With factory Federal GMM ammo, not a dimes worth of difference. If you handload, the .30-06 will exceed .308 velocities by 200+ fps. Instead of taking 38MOA to get to 1k, you will be only dialing in about 29MOA. Of course, there will be more recoil, but that is the price you pay for increased performance. The cost is simply a few cents more due to a larger powder charge.

The 308 performs better at 1000 yards

Definately NOT TRUE! I have been shooting 1,000 yard F Class Competition for 4 years, and the .30-06 has it all over the .308 at 1,000 yards. Run the ballistics for a 190SMK at 2900fps and compare it to whatever load you want to use with the .308 and you will see.

Don

kentucky_smith
November 30, 2006, 08:49 PM
.308 or .30-06?

There's no wrong answer to that question.

12GA00buck
November 30, 2006, 08:57 PM
This article dose not explain accuracy in terms of external or internal ballistics; so take it with a grain of salt. It does briefly touch on bullet/Case relationship. The antidotal evidence, however, makes a very strong argument for the .308. http://www.snipercountry.com/Articles/AccuracyFacts.asp I prefer the 30-06 as a hunting cartridge, but the .308 may have the upper hand for 1000yd shots.

MCgunner
November 30, 2006, 08:58 PM
If you have a desire to shoot heavier than 180 grain bullets, go for the .30-06. The larger case will handle the heavies a lot better. I like the .308 because of the compact, light little short action rifles. I shoot a M7 Remington and love the thing. It's an awesome hunting rifle.

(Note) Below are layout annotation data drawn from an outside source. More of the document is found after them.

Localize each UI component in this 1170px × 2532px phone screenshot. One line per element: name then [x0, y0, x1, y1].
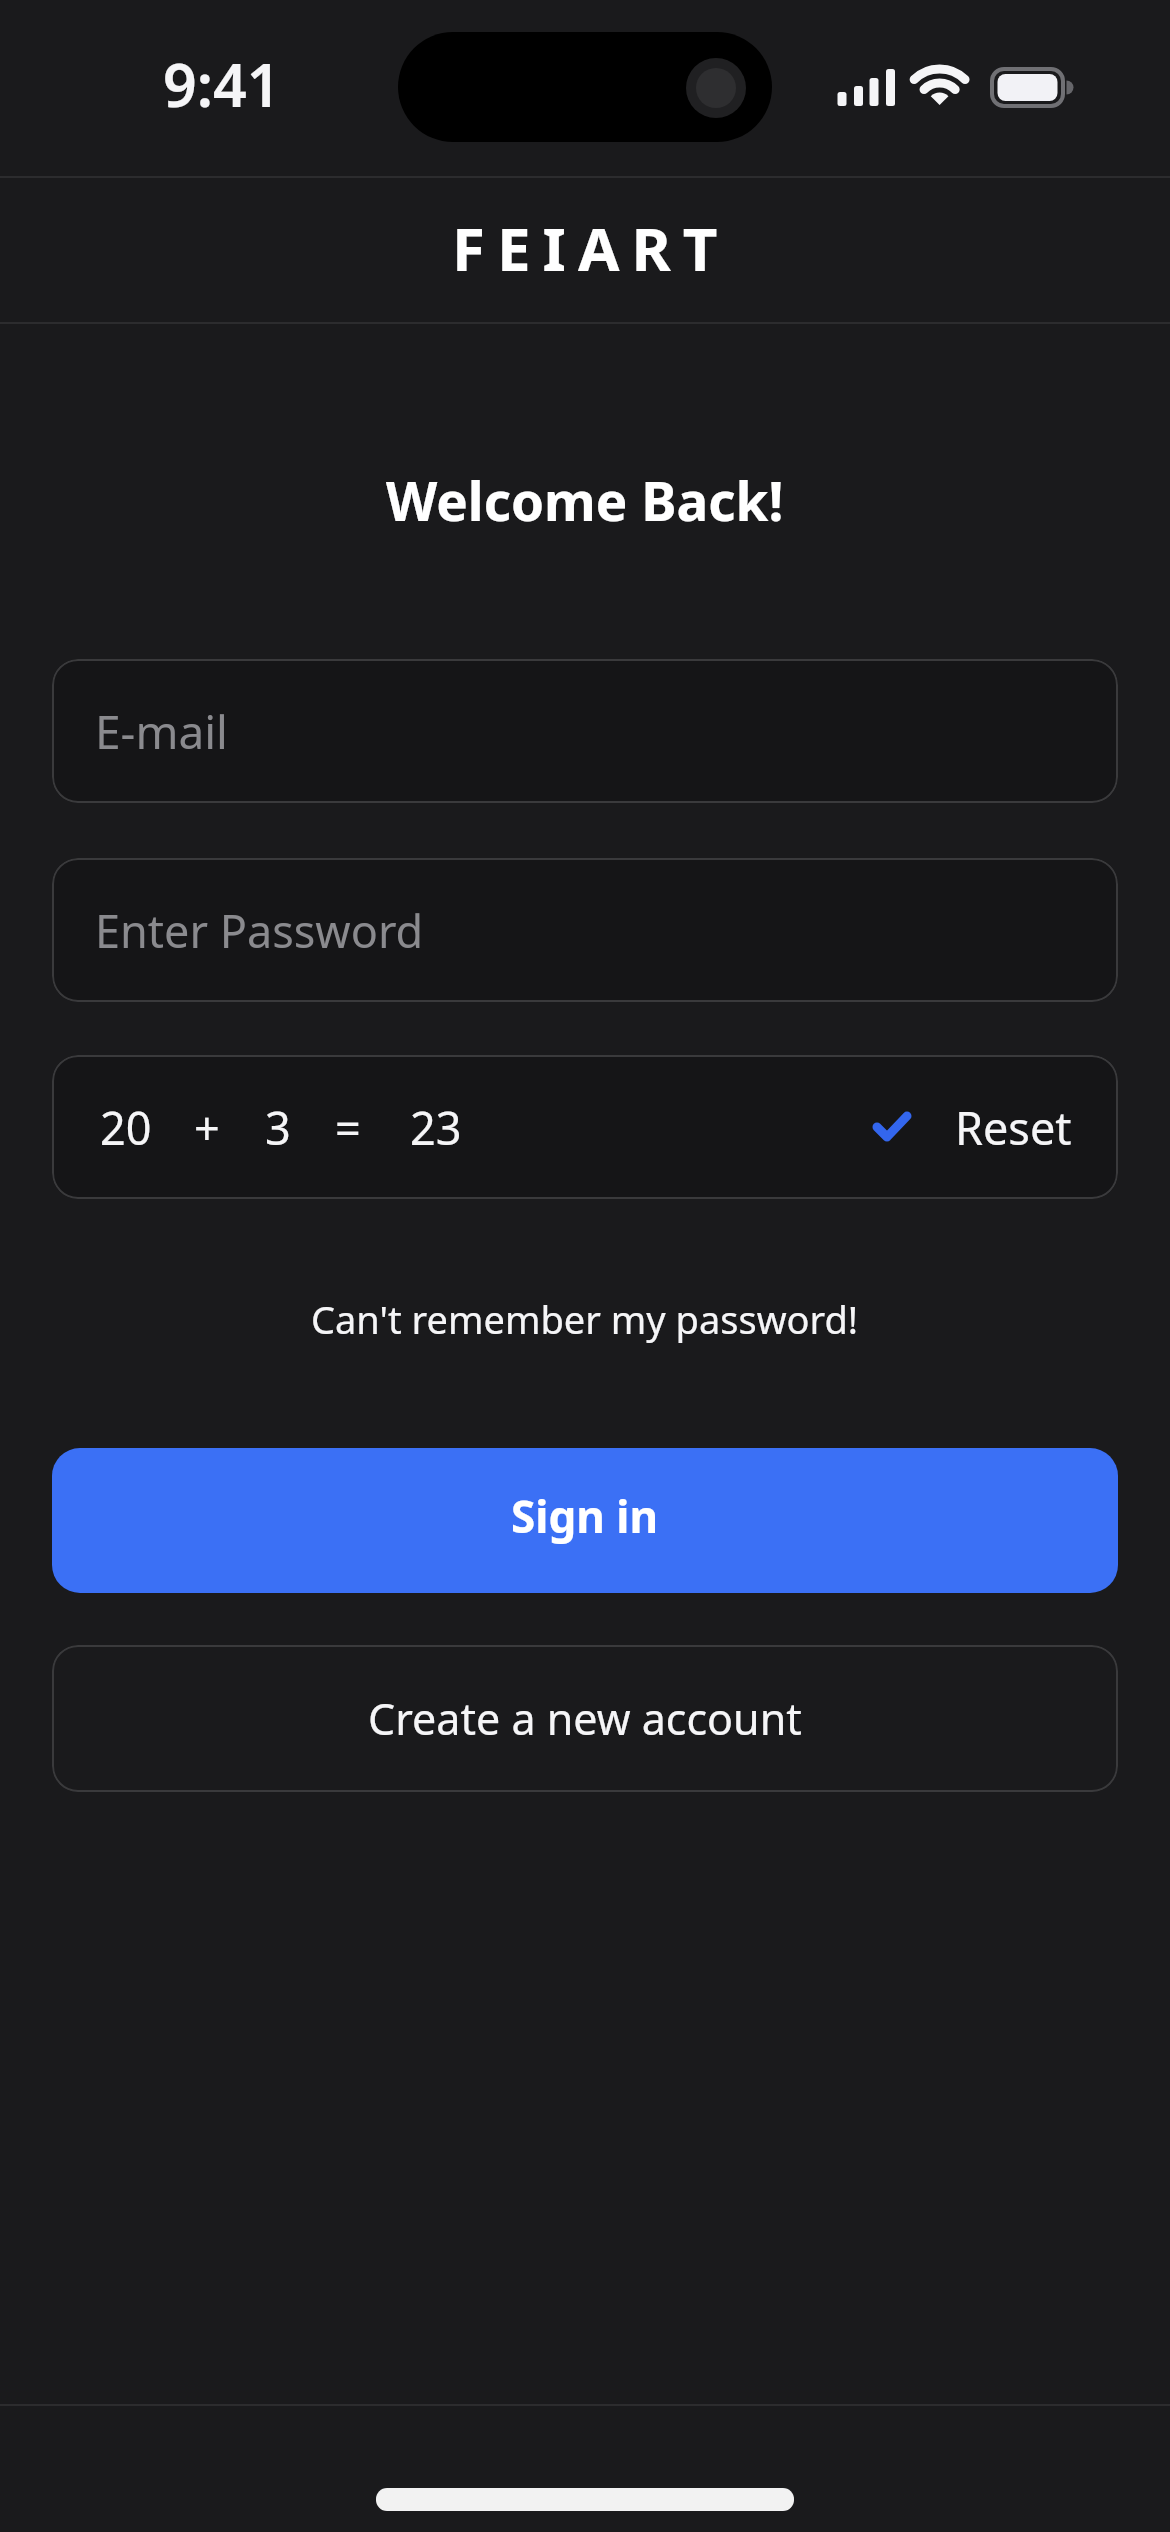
staticText: Create a new account [368, 1689, 802, 1748]
staticText: Welcome Back! [386, 464, 784, 536]
button[interactable]: Enter Password [52, 858, 1118, 1002]
staticText: Can't remember my password! [311, 1293, 859, 1345]
staticText: FEIART [452, 207, 730, 289]
staticText: E-mail [95, 700, 228, 763]
button[interactable]: Reset [955, 1097, 1072, 1158]
button[interactable]: Create a new account [52, 1645, 1118, 1792]
button[interactable]: Can't remember my password! [311, 1293, 859, 1345]
staticText: 23 [410, 1097, 462, 1158]
staticText: Enter Password [95, 900, 424, 961]
staticText: + [194, 1097, 220, 1158]
staticText: Sign in [511, 1486, 659, 1546]
staticText: 20 [100, 1097, 152, 1158]
button[interactable]: E-mail [52, 659, 1118, 803]
button[interactable]: Sign in [52, 1448, 1118, 1593]
staticText: 9:41 [163, 44, 281, 124]
staticText: 3 [265, 1097, 291, 1158]
staticText: = [335, 1097, 361, 1158]
staticText: Reset [955, 1097, 1072, 1158]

There seems to be a lot of mall ninja input here thinking since .308 is used by military snipers, it therefore must be the superior 1000 yard round. Also see it recommended for such shooting. :rolleyes: Yeah, it'll shoot that far and it's an accurate round, but there is a reason military competition marksmen use the .300 Win Mag. The 06 with heavy match bullets with higher ballistic coefficients definitely have an edge on the .308. The .308 can't handle the heavy bullets, not enough case, and the lighter bullets lack sufficient ballistic coefficient for efficient flat trajectories and lower ballistic coefficients also mean more wind drift.

USSR
December 1, 2006, 09:34 AM
The 06 with heavy match bullets with higher ballistic coefficients definitely have an edge on the .308. The .308 can't handle the heavy bullets, not enough case, and the lighter bullets lack sufficient ballistic coefficient for efficient flat trajectories and lower ballistic coefficients also mean more wind drift.

Zactly. Assuming you have a good rifle made by one of the better smiths, it doesn't matter what the headstamp on the brass says, it all comes down to your load and the exterior ballistics of said load. The .308, while being a good round, is a marginal 1,000 yard cartridge. The problem is, there is not enough case capacity to drive the heavy, high BC bullets at a very high velocity. This results in the wind pushing your bullets around on a 1,000 yard range. Anyone who has shot at 1,000 yards will tell you, the wind is the biggest determinate of whether you shoot a good score or a mediocre score at long range.